潘言把刚才删掉的素材重新放回去,这段素材是严肆眼睛部分的特写,给两个人播放了一遍。
“然后是这个。”潘言说着,把特写素材替换成大全景,再给两个人看,两遍播完,潘言用求助的眼神看着两个人,征求道,“你们觉得哪个版本好?”
谢执:“……”
这差异也未免太微小了嗲,总共就一个不到十秒的镜头,谢执感觉哪个都行,不太明白潘大导演在纠结什么。
隔行如隔山,谢执剧本写得好,不代表镜头语言就运用得好,谢执看了看严肆,严肆非常没意气地一拍潘言肩膀,笑道:“兄弟,我们听你的。”
“你觉得什么好就用什么。”谢执真诚地补充,“我们相信你。”
潘言:“……”
潘言:“怎么会这样?????”
说好的兄弟情呢???说好的两肋插刀呢???为什么到最后又变成了听我的呢???
潘言手指插进自己的秀发之中,往下轻轻一梳,仿佛是准备梳去自己的烦恼,但下一刻,潘言忽然意识到有什么不对,他看向自己的手指,只见上面缠绕了四五根黑色头发。
在室内暖风中飘摇。
挺秃然的。
“我是不是要秃了????”潘言惊恐万分地举着自己的头发,回头问两位又窝回去打动物之森的男人。
“秃了很好。”一个女声冷笑着从门口传来,“秃了我就和你分个手,找下一个头发浓密的小哥哥去。”
潘言往门口看,只见周亚提着两个外卖打包袋,一脸冷漠地站在门边。
“亚亚!!”潘言痛哭流涕地过去抱他女神的大腿,“你是不是不爱我了,呜呜呜,对不起,我没有时间陪你,你不要怪我。”
“滚蛋。”周亚一把将潘言推开,走到桌子边将自己带来的食物扔上去,霸气地往桌子上一坐,翘个二郎腿,再一次一手把准备扑向他的潘言推开,“潘言,你知道老娘最讨厌什么吗?”
潘言宽面条泪:“最讨厌什么?”
“老娘最讨厌那种一事无成一天就知道缠着女人的废物。”周亚抱着胳膊,冷笑道,“所以,赶紧剪片,少在哪儿嚎,懂吗?”

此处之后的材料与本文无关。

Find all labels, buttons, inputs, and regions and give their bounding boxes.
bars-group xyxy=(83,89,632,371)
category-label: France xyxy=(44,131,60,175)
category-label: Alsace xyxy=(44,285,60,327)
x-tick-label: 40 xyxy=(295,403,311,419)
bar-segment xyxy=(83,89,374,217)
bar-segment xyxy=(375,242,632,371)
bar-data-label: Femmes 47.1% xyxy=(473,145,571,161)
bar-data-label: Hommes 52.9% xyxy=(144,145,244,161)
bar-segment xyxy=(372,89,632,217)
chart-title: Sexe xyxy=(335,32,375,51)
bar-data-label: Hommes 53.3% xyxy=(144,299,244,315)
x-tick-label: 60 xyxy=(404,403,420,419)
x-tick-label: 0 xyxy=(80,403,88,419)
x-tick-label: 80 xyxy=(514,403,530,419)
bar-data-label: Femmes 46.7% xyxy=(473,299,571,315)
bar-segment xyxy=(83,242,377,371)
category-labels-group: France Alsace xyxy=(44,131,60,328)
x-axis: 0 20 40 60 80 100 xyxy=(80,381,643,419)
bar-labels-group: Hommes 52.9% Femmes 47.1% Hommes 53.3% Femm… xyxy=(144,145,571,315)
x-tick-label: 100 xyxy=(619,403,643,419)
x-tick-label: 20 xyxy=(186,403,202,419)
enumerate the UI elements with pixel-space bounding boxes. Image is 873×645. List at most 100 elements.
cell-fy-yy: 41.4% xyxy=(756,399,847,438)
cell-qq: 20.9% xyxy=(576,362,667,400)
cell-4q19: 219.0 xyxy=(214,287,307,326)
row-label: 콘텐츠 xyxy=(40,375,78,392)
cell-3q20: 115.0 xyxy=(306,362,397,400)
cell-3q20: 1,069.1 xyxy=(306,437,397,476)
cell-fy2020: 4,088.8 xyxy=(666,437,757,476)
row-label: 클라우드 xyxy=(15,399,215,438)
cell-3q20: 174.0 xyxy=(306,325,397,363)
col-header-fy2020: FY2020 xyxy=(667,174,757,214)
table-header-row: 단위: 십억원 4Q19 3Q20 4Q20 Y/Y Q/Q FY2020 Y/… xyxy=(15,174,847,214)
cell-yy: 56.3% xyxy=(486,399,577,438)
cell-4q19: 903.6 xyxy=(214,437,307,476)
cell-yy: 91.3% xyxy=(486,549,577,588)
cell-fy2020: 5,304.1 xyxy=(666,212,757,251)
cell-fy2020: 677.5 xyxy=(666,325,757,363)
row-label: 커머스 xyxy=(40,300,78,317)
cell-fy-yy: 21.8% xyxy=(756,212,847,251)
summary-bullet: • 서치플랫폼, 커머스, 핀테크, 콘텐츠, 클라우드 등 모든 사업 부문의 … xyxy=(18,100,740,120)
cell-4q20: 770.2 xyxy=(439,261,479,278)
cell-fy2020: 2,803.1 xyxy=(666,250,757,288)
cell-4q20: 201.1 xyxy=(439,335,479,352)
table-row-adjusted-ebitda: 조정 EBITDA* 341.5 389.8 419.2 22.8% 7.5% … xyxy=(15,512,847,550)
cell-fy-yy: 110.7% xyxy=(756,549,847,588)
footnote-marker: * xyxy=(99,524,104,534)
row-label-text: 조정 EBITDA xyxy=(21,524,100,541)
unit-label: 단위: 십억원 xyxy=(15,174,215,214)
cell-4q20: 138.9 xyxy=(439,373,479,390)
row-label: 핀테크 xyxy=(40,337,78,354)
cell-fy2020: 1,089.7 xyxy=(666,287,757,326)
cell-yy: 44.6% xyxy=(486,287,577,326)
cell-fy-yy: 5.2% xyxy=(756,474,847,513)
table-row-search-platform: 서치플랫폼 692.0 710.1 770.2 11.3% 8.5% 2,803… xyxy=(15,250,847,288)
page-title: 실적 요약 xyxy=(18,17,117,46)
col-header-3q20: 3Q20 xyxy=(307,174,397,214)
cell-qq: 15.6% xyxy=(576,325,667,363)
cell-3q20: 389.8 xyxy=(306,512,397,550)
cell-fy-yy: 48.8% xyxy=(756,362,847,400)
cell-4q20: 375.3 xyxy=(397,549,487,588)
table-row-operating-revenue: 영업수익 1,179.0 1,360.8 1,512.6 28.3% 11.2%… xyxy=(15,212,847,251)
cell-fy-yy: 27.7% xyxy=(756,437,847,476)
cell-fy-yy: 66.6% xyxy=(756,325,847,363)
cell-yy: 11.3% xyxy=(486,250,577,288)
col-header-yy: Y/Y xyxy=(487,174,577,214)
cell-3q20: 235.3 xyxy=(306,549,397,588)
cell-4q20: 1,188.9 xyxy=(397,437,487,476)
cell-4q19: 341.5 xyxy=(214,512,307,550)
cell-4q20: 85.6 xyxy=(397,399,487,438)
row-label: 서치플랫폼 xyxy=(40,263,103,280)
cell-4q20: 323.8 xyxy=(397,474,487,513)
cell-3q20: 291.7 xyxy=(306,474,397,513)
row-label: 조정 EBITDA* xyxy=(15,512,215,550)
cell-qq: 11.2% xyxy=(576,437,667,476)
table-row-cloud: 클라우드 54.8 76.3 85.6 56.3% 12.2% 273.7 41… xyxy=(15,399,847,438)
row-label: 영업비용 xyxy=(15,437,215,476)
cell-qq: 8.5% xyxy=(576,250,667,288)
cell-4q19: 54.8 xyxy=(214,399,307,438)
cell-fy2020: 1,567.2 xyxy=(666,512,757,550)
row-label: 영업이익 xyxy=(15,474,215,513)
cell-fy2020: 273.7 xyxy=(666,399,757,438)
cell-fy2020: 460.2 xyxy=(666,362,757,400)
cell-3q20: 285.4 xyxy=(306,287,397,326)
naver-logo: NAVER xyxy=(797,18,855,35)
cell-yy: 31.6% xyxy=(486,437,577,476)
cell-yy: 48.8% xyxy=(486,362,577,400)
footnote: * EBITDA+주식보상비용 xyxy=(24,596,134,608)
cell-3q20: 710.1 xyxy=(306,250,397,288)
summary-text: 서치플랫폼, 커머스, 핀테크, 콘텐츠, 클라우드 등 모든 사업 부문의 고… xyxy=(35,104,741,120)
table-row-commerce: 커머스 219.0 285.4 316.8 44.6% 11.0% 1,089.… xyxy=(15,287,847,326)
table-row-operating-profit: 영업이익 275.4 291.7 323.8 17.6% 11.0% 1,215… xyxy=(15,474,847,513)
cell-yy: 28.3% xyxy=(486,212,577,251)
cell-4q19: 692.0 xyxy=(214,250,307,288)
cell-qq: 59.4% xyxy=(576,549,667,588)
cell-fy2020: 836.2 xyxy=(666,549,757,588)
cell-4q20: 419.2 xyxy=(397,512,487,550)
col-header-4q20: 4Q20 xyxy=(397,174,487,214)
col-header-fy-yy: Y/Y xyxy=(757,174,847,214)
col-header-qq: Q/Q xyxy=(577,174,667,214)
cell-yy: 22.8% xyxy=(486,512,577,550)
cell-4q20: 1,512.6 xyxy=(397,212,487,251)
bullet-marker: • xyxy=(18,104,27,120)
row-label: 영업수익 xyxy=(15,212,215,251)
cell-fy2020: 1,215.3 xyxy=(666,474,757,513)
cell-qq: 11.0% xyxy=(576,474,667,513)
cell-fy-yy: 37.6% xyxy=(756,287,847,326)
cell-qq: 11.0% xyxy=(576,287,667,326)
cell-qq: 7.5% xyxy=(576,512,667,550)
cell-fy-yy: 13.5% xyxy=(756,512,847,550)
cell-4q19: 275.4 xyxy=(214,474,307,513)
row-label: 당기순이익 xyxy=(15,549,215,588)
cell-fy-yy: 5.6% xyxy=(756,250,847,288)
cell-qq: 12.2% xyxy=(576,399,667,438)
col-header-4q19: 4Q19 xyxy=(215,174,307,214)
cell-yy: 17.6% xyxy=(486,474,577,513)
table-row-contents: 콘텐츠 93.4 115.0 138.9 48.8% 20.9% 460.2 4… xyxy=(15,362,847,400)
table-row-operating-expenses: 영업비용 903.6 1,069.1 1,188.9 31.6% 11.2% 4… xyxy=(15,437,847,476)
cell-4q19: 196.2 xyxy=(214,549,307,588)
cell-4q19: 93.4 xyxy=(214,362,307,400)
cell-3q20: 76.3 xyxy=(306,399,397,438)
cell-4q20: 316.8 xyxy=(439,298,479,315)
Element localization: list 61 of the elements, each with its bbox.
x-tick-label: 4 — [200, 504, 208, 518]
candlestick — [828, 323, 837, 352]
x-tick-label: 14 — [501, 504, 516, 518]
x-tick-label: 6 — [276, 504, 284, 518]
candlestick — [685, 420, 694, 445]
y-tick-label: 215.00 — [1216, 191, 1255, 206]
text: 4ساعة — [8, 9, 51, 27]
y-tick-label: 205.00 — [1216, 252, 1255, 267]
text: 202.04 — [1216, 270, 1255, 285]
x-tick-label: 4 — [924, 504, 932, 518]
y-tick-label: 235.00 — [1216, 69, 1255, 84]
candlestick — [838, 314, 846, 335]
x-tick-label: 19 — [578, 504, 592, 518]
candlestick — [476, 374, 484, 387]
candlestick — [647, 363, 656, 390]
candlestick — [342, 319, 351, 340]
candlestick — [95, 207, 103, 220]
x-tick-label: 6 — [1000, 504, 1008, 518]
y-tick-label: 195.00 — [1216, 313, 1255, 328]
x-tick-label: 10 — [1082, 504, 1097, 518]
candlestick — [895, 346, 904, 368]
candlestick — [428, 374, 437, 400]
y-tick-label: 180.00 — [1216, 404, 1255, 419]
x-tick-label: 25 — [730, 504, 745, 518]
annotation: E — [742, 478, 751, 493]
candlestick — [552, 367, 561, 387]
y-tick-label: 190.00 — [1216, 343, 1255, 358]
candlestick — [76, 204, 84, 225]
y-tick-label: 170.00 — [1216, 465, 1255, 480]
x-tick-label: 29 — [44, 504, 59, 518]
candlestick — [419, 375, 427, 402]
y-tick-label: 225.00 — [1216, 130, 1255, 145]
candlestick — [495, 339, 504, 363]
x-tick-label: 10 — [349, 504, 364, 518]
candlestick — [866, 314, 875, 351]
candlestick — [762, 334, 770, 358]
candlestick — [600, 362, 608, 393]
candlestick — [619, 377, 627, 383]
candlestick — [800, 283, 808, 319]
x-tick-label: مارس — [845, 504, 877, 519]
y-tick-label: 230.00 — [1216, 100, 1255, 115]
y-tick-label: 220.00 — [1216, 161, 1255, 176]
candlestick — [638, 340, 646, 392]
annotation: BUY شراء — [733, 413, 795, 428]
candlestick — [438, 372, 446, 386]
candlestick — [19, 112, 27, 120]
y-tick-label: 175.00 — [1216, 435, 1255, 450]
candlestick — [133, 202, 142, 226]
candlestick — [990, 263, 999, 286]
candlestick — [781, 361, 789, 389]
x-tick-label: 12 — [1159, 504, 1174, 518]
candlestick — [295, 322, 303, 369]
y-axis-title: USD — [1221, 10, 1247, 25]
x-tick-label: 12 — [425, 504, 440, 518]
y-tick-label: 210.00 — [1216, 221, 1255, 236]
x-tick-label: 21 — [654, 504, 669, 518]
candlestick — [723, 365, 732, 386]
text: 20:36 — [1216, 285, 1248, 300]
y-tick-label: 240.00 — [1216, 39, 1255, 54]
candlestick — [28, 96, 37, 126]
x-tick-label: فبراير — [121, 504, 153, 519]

严肆和谢执是在周亚坐下的时候偷偷溜出去的——重庆妹儿都是这么霸气,多留一会儿战火估计就烧自己身上了。
不过,倒也不完全是这个原因。
严肆临行之前,顺手把自己买来增加乐趣的杜什么斯扔在了沙发上,然后才将剪辑室空给两个人。
据说,某些事情是可以增加灵感的。
谢执和严肆一路走出校园,走到校园附近一处清静的胡同中,才慢下了脚步。
胡同两侧都是古旧的砖墙,此刻下雪了,白雪铺地,红砖往上是枯枝,被路灯照出一番别样的风情。
两个人都没戴手套,谢执手指有点冷,过去勾着严肆的手指,然后被严肆直接一把将手裹入掌心之中。
“他们都在一起了。”谢执轻声道,“真好。”
那些在高考后盛夏中呼喊的男生和女生,没错过,真好。
严肆心中微微一动,转过头时,发现谢执不知道什么时候走到了一块四合院门口的小台阶上,借着台阶高度,两个人近乎平视。
“我们也在一起好久好久了。”谢执笑着说,“真好。”
风吹来一片雪,粘在谢执发丝上面,隐约有些白色的痕迹。
谢执牵着严肆的手,手指发力,紧紧地握住他,问:“你说,如果当年没有遇见你,我们现在会是什么样子的?”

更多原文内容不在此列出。